Sure, Bischoff has had his fair share of criticism, but after all – controversy creates cash. Through sneaky tactics such as making Madusa (WWF’s Alundra Blaze) dump the opposition’s Women’s title in the trash on live TV, Bischoff continuously made pro wrestling a hot topic. While the concept of the nWo wasn’t entirely original  (it was inspired by the NJPW vs. UWFi rivalry), it’s considerably one of his best ideas. It revitalised careers (Hulk Hogan) and left fans invested on who would join the organisation next, and how stars such as Sting would bring them down. 

As an on-screen character, Bischoff was ideally charismatic and arrogant, taking credit for the nWo’s formation and often taking shots at the WWF and Vince McMahon. While factors such as declining ratings, growing financial losses, and bad booking would lead to his time at the top of WCW coming to a somewhat ugly end, Bischoff arrived in the re-branded WWE in 2002. As RAW’s inaugural General Manager, he spent three years being the perfect antagonising heel with a smarmy demeanour, playing his part in many memorable RAW moments.  

Bischoff’s career has been full of ups and downs, but his influence and ideas have left a lasting impact on professional wrestling. For that reason alone is why he deserves to be in the Hall of Fame.

Owen Hart – Chris White

If there’s one individual who is a clear omission from the Hall of Fame, it’s Owen Hart. Not only was he a superb athlete, but he also exuded personality, was fantastic on the microphone, and always gave 100% to everything he did. In my opinion, he eclipsed his brother Bret when it came to in-ring ability, and without a shadow of a doubt, needs to be included amongst the pantheon of legends that already grace the list.

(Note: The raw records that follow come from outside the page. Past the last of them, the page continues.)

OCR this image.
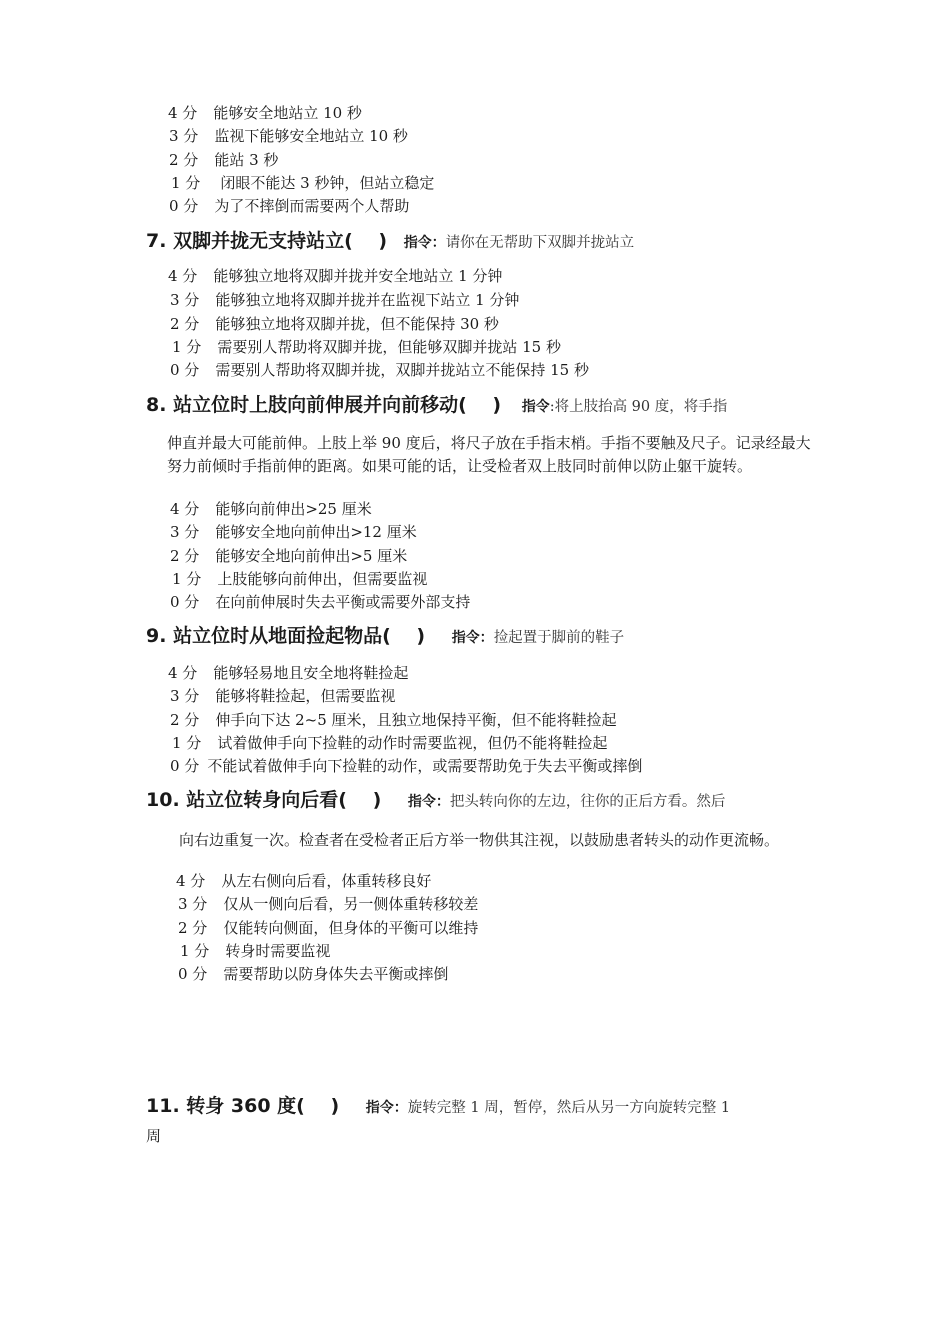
4 分 能够安全地站立 10 秒
3 分 监视下能够安全地站立 10 秒
2 分 能站 3 秒
1 分 闭眼不能达 3 秒钟，但站立稳定
0 分 为了不摔倒而需要两个人帮助
7. 双脚并拢无支持站立(　 ) 指令：请你在无帮助下双脚并拢站立
4 分 能够独立地将双脚并拢并安全地站立 1 分钟
3 分 能够独立地将双脚并拢并在监视下站立 1 分钟
2 分 能够独立地将双脚并拢，但不能保持 30 秒
1 分 需要别人帮助将双脚并拢，但能够双脚并拢站 15 秒
0 分 需要别人帮助将双脚并拢，双脚并拢站立不能保持 15 秒
8. 站立位时上肢向前伸展并向前移动(　 ) 指令:将上肢抬高 90 度，将手指
伸直并最大可能前伸。上肢上举 90 度后，将尺子放在手指末梢。手指不要触及尺子。记录经最大努力前倾时手指前伸的距离。如果可能的话，让受检者双上肢同时前伸以防止躯干旋转。
4 分 能够向前伸出>25 厘米
3 分 能够安全地向前伸出>12 厘米
2 分 能够安全地向前伸出>5 厘米
1 分 上肢能够向前伸出，但需要监视
0 分 在向前伸展时失去平衡或需要外部支持
9. 站立位时从地面捡起物品(　 ) 指令：捡起置于脚前的鞋子
4 分 能够轻易地且安全地将鞋捡起
3 分 能够将鞋捡起，但需要监视
2 分 伸手向下达 2~5 厘米，且独立地保持平衡，但不能将鞋捡起
1 分 试着做伸手向下捡鞋的动作时需要监视，但仍不能将鞋捡起
0 分 不能试着做伸手向下捡鞋的动作，或需要帮助免于失去平衡或摔倒
10. 站立位转身向后看(　 ) 指令：把头转向你的左边，往你的正后方看。然后
向右边重复一次。检查者在受检者正后方举一物供其注视，以鼓励患者转头的动作更流畅。
4 分 从左右侧向后看，体重转移良好
3 分 仅从一侧向后看，另一侧体重转移较差
2 分 仅能转向侧面，但身体的平衡可以维持
1 分 转身时需要监视
0 分 需要帮助以防身体失去平衡或摔倒
11. 转身 360 度(　 ) 指令：旋转完整 1 周，暂停，然后从另一方向旋转完整 1
周
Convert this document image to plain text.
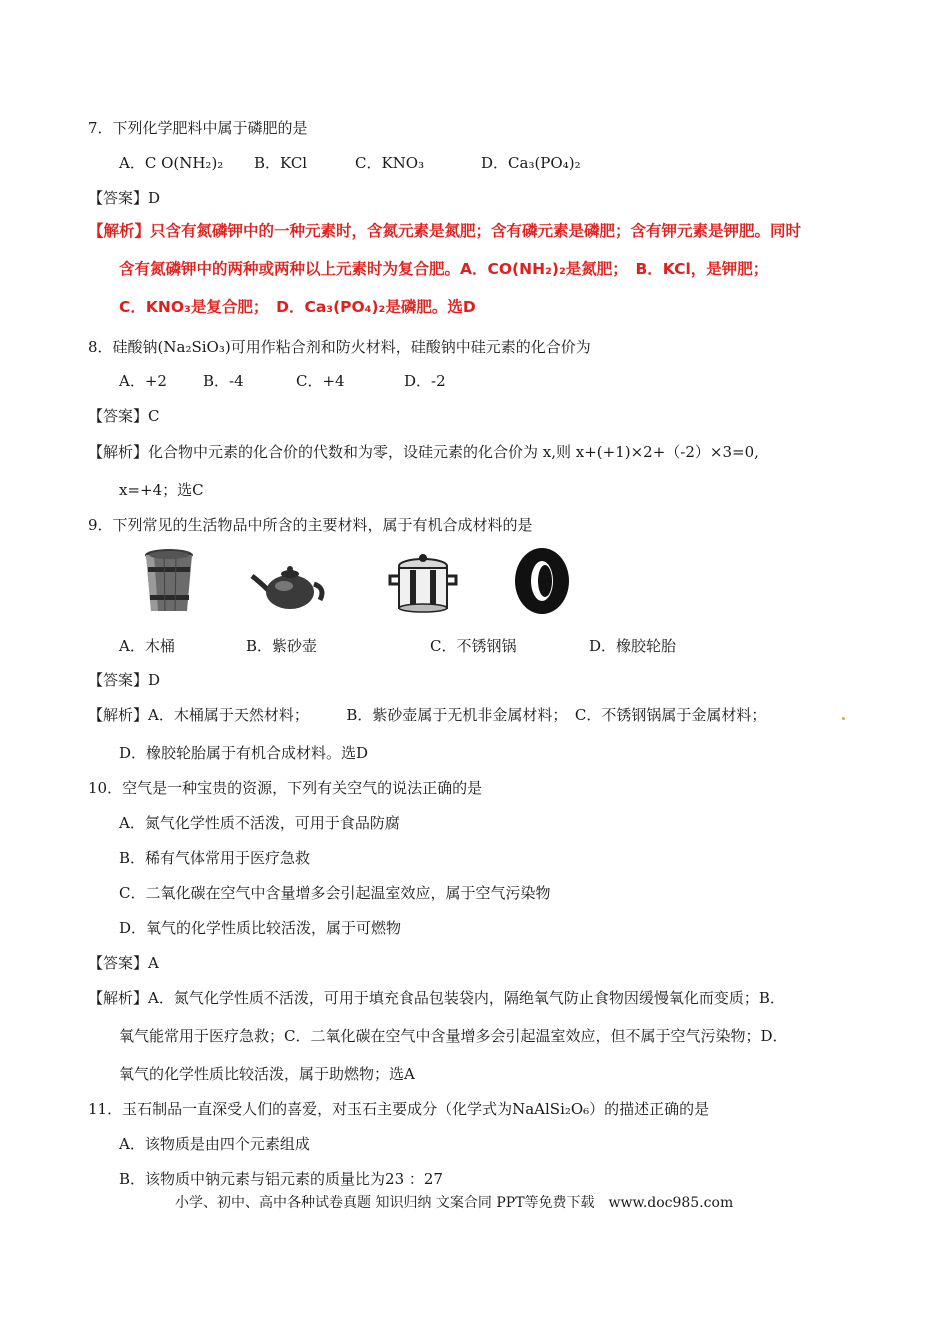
7．下列化学肥料中属于磷肥的是
A．C O(NH₂)₂ B．KCl	C．KNO₃	D．Ca₃(PO₄)₂
【答案】D
【解析】只含有氮磷钾中的一种元素时，含氮元素是氮肥；含有磷元素是磷肥；含有钾元素是钾肥。同时
含有氮磷钾中的两种或两种以上元素时为复合肥。A．CO(NH₂)₂是氮肥；　B．KCl，是钾肥；
C．KNO₃是复合肥；　D．Ca₃(PO₄)₂是磷肥。选D
8．硅酸钠(Na₂SiO₃)可用作粘合剂和防火材料，硅酸钠中硅元素的化合价为
A．+2 B．-4	C．+4	D．-2
【答案】C
【解析】化合物中元素的化合价的代数和为零，设硅元素的化合价为 x,则 x+(+1)×2+（-2）×3=0,
x=+4；选C
9．下列常见的生活物品中所含的主要材料，属于有机合成材料的是
A．木桶	B．紫砂壶	C．不锈钢锅	D．橡胶轮胎
【答案】D
【解析】A．木桶属于天然材料；　　　B．紫砂壶属于无机非金属材料；　C．不锈钢锅属于金属材料；
D．橡胶轮胎属于有机合成材料。选D
10．空气是一种宝贵的资源，下列有关空气的说法正确的是
A．氮气化学性质不活泼，可用于食品防腐
B．稀有气体常用于医疗急救
C．二氧化碳在空气中含量增多会引起温室效应，属于空气污染物
D．氧气的化学性质比较活泼，属于可燃物
【答案】A
【解析】A．氮气化学性质不活泼，可用于填充食品包装袋内，隔绝氧气防止食物因缓慢氧化而变质；B．
氧气能常用于医疗急救；C．二氧化碳在空气中含量增多会引起温室效应，但不属于空气污染物；D．
氧气的化学性质比较活泼，属于助燃物；选A
11．玉石制品一直深受人们的喜爱，对玉石主要成分（化学式为NaAlSi₂O₆）的描述正确的是
A．该物质是由四个元素组成
B．该物质中钠元素与铝元素的质量比为23 ：27
小学、初中、高中各种试卷真题 知识归纳 文案合同 PPT等免费下载　www.doc985.com
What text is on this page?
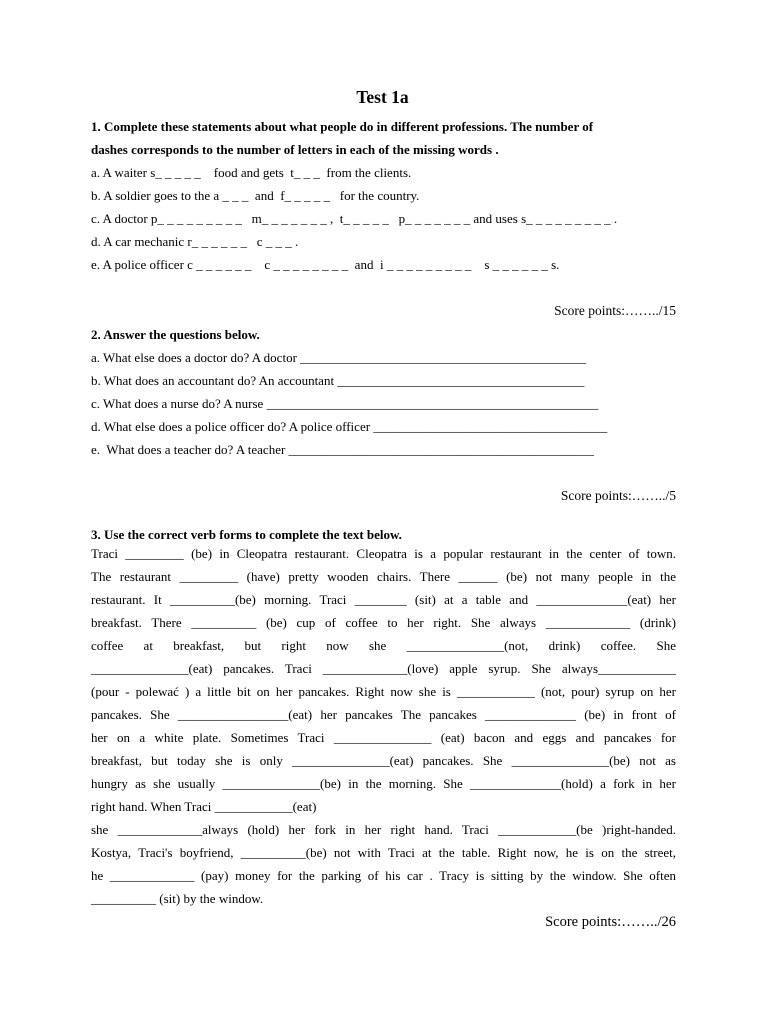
Test 1a
1. Complete these statements about what people do in different professions. The number of
dashes corresponds to the number of letters in each of the missing words .
a. A waiter s_ _ _ _ _    food and gets  t_ _ _  from the clients.
b. A soldier goes to the a _ _ _  and  f_ _ _ _ _   for the country.
c. A doctor p_ _ _ _ _ _ _ _ _   m_ _ _ _ _ _ _ ,  t_ _ _ _ _   p_ _ _ _ _ _ _ and uses s_ _ _ _ _ _ _ _ _ .
d. A car mechanic r_ _ _ _ _ _   c _ _ _ .
e. A police officer c _ _ _ _ _ _    c _ _ _ _ _ _ _ _  and  i _ _ _ _ _ _ _ _ _    s _ _ _ _ _ _ s.
Score points:……../15
2. Answer the questions below.
a. What else does a doctor do? A doctor ____________________________________________
b. What does an accountant do? An accountant ______________________________________
c. What does a nurse do? A nurse ___________________________________________________
d. What else does a police officer do? A police officer ____________________________________
e.  What does a teacher do? A teacher _______________________________________________
Score points:……../5
3. Use the correct verb forms to complete the text below.
Traci _________ (be) in Cleopatra restaurant. Cleopatra is a popular restaurant in the center of town.
The restaurant _________ (have) pretty wooden chairs. There ______ (be) not many people in the
restaurant. It __________(be) morning. Traci ________ (sit) at a table and ______________(eat) her
breakfast. There __________ (be) cup of coffee to her right. She always _____________ (drink)
coffee at breakfast, but right now she _______________(not, drink) coffee. She
_______________(eat) pancakes. Traci _____________(love) apple syrup. She always____________
(pour - polewać ) a little bit on her pancakes. Right now she is ____________ (not, pour) syrup on her
pancakes. She _________________(eat) her pancakes The pancakes ______________ (be) in front of
her on a white plate. Sometimes Traci _______________ (eat) bacon and eggs and pancakes for
breakfast, but today she is only _______________(eat) pancakes. She _______________(be) not as
hungry as she usually _______________(be) in the morning. She ______________(hold) a fork in her
right hand. When Traci ____________(eat)
she _____________always (hold) her fork in her right hand. Traci ____________(be )right-handed.
Kostya, Traci's boyfriend, __________(be) not with Traci at the table. Right now, he is on the street,
he _____________ (pay) money for the parking of his car . Tracy is sitting by the window. She often
__________ (sit) by the window.
Score points:……../26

When he lost his life during the Over the Edge PPV, it was overwhelmingly sad. Never in a million years did anyone expect those fateful events to transpire that night in Kansas City, Missouri. It was heartbreaking to watch, as Jim Ross struggled to explain what had happened, repeatedly saying this was not an angle, and that something tragic had happened. I still get teared up even now, and it happened over 20 years ago, but this just goes to show what Owen Hart meant to me, and undoubtedly to millions of people around the world.

The likelihood of Owen getting inducted is slim. The relationship between the Hart Family and WWE is obviously a messy one. It resulted in the company being sued by the Harts for $18 million, and even now those wounds are rightfully still sore. However, for his fans and for the people that loved him within the industry, it would be a historic moment to see ‘Nugget’ get his moment once more on the Grandest Stage of Them All.

Whether it happens or not, Owen Hart deserves to be recognised as one of the best athletes ever to step foot in the squared circle. He loved to have a laugh, constantly brought joy to the WWE Universe, and without his matches against Bret Hart at WrestleMania X or against HHH at WrestleMania XIV, the Showcase of the Immortals wouldn’t be what it is today.